Нина Васильевна больше, чем я, огорчалась тем, как он держится. Она думала, что он сторонится меня из страха насмешек, она была уверена, что он не изменился ко мне, что чувство его ко мне очень глубоко. Мне так хотелось, чтобы это так было, что я верила ей. Но когда Федя вдруг сократил свое гощение у сестры и уехал, я совсем не грустила. Уж очень я была поглощена моей все возрастающей близостью с Ниной Васильевной и моими новыми впечатлениями от жизни в деревне, о которой раньше знала только по книгам, а здесь увидела воочию благодаря Нине Васильевне. И узнала ее в этом глухом углу Курской губернии очень
С тех пор как мать продала нашу дачу в Петровском парке — мне было тогда четырнадцать лет, — мы проводили лето в каком-нибудь подмосковном поместье, где мать снимала помещичий дом под дачу. Каждое лето в другом месте. Таким образом, я прожила двенадцать лет в разных старинных усадьбах одна красивее другой. Так как семья наша была большая, то дом требовался поместительный, и непременным условием при найме его сестрами ставилось — чтобы местность была красивая, чтобы были река, лес, прогулки. Так мы жили у князей Вяземских в их Астафьеве, у Хвощинских в Волынском, у Лермонтовых в Семеновке, у Новиковых в Майданове, у генерала Роопа в Леонове, у Торлецких…
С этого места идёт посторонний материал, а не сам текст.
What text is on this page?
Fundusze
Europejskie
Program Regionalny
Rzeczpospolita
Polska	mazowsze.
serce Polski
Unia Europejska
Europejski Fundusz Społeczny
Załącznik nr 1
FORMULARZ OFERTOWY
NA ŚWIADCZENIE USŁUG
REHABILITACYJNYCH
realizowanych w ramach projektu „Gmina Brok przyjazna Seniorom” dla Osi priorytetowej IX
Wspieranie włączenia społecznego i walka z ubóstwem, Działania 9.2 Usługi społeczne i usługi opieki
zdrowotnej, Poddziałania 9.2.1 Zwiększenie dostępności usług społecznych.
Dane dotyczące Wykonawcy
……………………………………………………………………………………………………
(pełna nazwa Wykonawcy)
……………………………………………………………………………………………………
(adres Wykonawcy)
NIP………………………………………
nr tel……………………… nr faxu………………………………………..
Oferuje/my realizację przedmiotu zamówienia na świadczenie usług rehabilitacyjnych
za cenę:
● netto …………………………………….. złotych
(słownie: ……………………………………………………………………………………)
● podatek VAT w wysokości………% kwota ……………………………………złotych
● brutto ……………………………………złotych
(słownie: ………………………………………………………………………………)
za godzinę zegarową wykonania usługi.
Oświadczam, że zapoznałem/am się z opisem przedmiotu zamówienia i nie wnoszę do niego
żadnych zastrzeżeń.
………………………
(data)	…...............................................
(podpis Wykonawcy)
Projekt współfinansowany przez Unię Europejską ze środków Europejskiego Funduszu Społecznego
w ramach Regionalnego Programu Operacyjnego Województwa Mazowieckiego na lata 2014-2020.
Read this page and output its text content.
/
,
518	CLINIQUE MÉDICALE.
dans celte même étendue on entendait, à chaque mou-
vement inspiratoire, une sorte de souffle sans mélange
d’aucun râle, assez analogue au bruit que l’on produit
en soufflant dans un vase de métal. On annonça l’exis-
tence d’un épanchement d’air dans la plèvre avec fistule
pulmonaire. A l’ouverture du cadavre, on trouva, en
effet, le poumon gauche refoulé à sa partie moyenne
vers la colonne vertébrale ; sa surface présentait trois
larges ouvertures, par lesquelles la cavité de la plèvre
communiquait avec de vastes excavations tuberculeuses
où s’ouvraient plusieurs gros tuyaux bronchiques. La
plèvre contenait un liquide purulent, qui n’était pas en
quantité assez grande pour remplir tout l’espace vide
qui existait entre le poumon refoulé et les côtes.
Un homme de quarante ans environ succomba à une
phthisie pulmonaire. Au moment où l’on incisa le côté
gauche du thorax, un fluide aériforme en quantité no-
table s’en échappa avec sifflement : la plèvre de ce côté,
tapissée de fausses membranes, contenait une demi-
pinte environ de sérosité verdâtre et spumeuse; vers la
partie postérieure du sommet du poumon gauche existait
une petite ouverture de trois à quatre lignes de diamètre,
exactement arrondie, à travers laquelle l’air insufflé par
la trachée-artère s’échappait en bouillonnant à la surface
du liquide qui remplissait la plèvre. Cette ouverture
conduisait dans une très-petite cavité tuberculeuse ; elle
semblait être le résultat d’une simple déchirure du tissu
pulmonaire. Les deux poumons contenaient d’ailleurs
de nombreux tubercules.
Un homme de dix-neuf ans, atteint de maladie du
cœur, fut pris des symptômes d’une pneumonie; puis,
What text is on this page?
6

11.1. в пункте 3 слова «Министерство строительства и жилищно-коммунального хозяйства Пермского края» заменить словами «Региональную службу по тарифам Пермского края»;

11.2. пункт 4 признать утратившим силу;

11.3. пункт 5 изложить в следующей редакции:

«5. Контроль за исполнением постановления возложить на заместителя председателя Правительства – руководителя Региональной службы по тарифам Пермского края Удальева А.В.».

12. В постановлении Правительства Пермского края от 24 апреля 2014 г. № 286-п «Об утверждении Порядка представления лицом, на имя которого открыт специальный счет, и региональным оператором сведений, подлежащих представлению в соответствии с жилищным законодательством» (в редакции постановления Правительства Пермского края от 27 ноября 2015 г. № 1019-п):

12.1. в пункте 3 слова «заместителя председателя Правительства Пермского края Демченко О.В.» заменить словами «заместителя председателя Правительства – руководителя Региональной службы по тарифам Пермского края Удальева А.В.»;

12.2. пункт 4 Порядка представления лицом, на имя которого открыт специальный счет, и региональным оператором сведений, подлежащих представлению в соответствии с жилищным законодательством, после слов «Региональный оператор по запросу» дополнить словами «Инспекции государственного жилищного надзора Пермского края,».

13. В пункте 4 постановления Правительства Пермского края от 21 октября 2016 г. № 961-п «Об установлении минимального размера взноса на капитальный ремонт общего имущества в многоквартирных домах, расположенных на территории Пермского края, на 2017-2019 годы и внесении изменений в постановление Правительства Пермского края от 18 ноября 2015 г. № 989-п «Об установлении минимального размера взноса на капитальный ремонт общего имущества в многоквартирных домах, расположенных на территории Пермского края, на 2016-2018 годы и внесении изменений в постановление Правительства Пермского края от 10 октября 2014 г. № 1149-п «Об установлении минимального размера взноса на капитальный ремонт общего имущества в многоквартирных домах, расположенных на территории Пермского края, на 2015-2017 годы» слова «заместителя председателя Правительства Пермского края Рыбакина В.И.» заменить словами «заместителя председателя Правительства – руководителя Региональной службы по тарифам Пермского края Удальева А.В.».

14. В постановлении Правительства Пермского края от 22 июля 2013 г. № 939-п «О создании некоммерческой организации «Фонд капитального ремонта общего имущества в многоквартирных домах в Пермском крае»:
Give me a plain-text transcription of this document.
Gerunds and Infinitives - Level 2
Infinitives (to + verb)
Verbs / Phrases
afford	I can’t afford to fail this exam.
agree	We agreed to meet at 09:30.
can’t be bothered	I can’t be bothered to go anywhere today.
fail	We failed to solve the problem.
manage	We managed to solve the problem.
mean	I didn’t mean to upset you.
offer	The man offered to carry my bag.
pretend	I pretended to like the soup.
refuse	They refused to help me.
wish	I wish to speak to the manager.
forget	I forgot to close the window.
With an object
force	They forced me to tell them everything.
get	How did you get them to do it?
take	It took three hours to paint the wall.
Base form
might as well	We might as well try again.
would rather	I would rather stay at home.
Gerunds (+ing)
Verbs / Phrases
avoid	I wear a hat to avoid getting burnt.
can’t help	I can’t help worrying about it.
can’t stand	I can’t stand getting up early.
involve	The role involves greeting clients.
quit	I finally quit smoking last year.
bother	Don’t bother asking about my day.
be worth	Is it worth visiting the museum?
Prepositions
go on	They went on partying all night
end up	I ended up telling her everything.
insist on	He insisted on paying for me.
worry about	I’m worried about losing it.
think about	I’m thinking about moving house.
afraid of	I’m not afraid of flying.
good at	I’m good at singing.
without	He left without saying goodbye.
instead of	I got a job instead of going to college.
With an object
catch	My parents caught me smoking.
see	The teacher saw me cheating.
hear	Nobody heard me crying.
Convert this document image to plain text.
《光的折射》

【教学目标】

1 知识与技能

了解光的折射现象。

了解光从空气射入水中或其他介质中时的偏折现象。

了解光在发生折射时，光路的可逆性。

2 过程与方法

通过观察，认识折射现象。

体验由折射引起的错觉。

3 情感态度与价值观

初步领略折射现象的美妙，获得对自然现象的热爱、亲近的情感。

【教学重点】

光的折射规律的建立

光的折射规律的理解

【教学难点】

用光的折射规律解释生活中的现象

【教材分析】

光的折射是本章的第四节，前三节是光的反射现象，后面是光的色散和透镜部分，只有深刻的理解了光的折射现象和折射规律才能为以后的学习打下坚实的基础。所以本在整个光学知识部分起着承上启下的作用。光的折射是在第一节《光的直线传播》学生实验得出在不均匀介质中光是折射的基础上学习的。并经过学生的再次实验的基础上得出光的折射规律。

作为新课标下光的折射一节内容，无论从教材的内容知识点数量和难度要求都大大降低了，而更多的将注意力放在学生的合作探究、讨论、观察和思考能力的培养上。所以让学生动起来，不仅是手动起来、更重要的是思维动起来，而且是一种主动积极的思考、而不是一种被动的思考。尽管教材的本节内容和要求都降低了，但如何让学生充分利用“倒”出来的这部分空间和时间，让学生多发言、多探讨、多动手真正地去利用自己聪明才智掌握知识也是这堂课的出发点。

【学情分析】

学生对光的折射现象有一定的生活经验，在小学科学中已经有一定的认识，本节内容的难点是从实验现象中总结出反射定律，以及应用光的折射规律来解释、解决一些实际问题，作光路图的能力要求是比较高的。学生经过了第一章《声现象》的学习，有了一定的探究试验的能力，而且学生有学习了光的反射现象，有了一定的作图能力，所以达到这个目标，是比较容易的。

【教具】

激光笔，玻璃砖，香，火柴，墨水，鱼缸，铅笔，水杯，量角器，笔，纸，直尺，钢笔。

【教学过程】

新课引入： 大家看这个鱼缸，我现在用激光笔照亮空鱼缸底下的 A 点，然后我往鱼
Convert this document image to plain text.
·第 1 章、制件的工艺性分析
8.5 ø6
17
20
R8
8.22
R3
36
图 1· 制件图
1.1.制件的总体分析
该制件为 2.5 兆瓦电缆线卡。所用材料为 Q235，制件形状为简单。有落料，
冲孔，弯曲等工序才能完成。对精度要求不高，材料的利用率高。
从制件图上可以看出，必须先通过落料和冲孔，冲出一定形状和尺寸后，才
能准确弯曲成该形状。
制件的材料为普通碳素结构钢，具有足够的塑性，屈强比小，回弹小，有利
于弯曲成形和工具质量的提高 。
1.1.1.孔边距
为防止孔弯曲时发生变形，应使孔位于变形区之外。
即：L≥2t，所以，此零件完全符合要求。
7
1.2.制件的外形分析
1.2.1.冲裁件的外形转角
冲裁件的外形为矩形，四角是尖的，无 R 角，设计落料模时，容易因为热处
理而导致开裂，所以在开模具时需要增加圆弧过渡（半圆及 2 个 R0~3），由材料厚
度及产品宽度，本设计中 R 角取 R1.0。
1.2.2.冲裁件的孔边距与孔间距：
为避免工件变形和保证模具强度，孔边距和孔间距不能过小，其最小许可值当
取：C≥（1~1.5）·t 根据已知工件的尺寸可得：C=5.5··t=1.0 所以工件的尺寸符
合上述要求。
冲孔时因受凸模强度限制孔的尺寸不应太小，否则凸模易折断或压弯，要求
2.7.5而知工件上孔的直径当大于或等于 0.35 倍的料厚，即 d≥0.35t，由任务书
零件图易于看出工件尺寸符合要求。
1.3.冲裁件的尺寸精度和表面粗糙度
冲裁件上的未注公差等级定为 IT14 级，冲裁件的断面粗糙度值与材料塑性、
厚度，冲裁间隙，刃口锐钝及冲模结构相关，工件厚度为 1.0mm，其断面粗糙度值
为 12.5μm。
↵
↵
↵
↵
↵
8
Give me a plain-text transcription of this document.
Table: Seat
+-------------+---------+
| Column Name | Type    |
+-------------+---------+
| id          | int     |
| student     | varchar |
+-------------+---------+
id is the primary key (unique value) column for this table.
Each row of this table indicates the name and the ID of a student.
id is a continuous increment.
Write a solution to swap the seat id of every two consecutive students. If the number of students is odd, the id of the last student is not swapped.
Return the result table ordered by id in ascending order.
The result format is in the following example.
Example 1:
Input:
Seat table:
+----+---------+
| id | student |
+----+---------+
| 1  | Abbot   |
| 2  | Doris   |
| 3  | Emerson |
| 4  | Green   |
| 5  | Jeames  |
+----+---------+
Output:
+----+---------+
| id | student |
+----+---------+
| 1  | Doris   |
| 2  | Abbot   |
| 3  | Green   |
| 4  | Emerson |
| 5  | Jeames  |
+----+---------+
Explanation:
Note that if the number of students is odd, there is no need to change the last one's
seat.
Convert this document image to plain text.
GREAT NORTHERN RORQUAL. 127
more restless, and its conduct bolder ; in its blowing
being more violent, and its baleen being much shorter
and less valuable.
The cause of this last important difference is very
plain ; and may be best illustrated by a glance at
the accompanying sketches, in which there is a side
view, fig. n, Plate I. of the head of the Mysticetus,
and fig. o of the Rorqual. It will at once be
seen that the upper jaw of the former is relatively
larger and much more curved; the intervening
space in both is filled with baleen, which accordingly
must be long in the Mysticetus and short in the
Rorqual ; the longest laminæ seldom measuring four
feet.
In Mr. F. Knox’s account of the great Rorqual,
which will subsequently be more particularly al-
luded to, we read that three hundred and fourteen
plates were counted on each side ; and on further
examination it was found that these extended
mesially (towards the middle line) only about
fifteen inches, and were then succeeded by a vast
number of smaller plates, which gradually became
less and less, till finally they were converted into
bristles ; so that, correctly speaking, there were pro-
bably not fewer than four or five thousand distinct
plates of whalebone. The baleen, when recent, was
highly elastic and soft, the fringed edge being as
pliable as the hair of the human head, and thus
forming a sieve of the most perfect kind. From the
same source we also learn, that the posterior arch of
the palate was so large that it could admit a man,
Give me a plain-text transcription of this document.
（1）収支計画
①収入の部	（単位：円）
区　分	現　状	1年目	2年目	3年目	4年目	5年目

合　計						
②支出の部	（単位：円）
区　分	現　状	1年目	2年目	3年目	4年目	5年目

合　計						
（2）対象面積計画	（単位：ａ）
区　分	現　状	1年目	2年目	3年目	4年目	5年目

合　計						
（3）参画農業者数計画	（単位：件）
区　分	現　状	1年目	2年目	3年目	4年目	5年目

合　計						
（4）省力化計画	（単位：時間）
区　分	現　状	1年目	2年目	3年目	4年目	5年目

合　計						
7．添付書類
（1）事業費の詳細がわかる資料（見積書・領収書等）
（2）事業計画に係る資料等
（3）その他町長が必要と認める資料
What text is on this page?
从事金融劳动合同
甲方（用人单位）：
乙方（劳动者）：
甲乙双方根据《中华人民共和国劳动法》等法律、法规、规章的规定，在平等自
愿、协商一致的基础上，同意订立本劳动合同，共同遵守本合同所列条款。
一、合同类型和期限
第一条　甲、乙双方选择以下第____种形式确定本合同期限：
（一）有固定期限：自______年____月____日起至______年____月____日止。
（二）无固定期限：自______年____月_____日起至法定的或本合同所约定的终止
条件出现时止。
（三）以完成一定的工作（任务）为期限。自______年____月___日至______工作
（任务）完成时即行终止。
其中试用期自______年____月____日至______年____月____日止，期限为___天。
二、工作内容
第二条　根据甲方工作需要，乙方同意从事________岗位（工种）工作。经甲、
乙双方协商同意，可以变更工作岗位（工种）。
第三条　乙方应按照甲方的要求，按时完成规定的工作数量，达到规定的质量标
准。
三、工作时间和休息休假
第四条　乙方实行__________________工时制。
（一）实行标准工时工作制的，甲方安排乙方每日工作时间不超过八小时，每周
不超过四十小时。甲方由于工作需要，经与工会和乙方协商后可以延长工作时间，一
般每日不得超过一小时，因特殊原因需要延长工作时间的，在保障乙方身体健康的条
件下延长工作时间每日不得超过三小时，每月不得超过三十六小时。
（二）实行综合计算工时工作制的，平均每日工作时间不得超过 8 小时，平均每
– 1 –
Обедневшие дворяне в то время отдавали внаймы свои дома в усадьбах или вовсе продавали их. Покупали эти усадьбы богатые купцы, фабриканты: Морозовы, Абрикосовы, Мамонтовы, Рябушинские… Новые собственники устраивались по-разному в этих поместьях. Некоторые сносили старые дома, строили себе в новом вкусе более комфортабельные; другие, любители старины, тщательно возобновляли старые постройки в том же стиле, расчищали только старинные парки, подсаживали деревья и кустарники тех же пород, возобновляли в том же виде цветники.
Нам дом сдавали со всей обстановкой: с картинами, статуями, библиотекой, с биллиардом и иногда с роялем даже. Цена такого дома была от 700 до 1000 рублей. Некоторые хозяева усадеб оставляли себе в доме две-три комнаты, где проводили лето. Но чаще они переезжали во флигель. Мы знакомились и часто близко сходились с помещиками.
Но жили мы у них как дачники, не соприкасаясь ни с рабочим персоналом, ни с деревней. Поэтому у Евреиновых в деревне для меня все было ново и примечательно.
Больше всего меня поразили с самого начала убогость и нищета деревень Курской губернии. Как только мы вышли из вагона на маленькой станции Иванино Курской железной дороги и покатили на четверке в удобной рессорной коляске в Борщень по черной и пыльной дороге, перед нами без конца и края стали расстилаться поля, все сплошь засеянные низкорослой и жалкой пшеницей.
Поражало тоже безлюдье. На расстоянии тридцати верст, что нам приходилось ехать, — две-три деревни в несколько десятков маленьких покривившихся хаток, полувросших в землю. Все крыты соломой, с крошечными окошками, где два, где одно. Только у немногих были плетеные сарайчики, обмазанные глиной, ни огорода, ни садика. И поселки эти казались вымершими. Кое-где, но мало, на завалинках сидели старики; бледные, полуголые, пузатые дети с хворостинками в руках пасли у пересохших ручьев гусей. Никаких звуков не было слышно, даже собачьего лая. Я невольно сравнивала эти жилища с подмосковными шумными деревнями. Там большие избы с крылечками, иногда крытые железом, надворные строения, огороды, сады или палисадники при каждом доме. А тут? Ни одного дерева, ни одного кустика, сидят, как грибы, на черной земле белые безглазые мазанки.
Впоследствии Нина Васильевна познакомила меня с жизнью людей в этих хатах. Вся обстановка их внутри — стол, лавки, сундучок. Топят по-черному, спят на земляном полу, вповалку, тут же помещается скотина, маленькая коровенка, овца. Грязь и вонь. Люди эти никогда не мылись, не знали, что такое мыло, не бывали в бане. На пятьдесят верст кругом ни одной больницы, ни школы, церкви только на усадьбах. И в церковь ходили редко и неохотно. Если попадали туда на свадьбы, на похороны, стояли как истуканы, ничего не понимая в богослужении.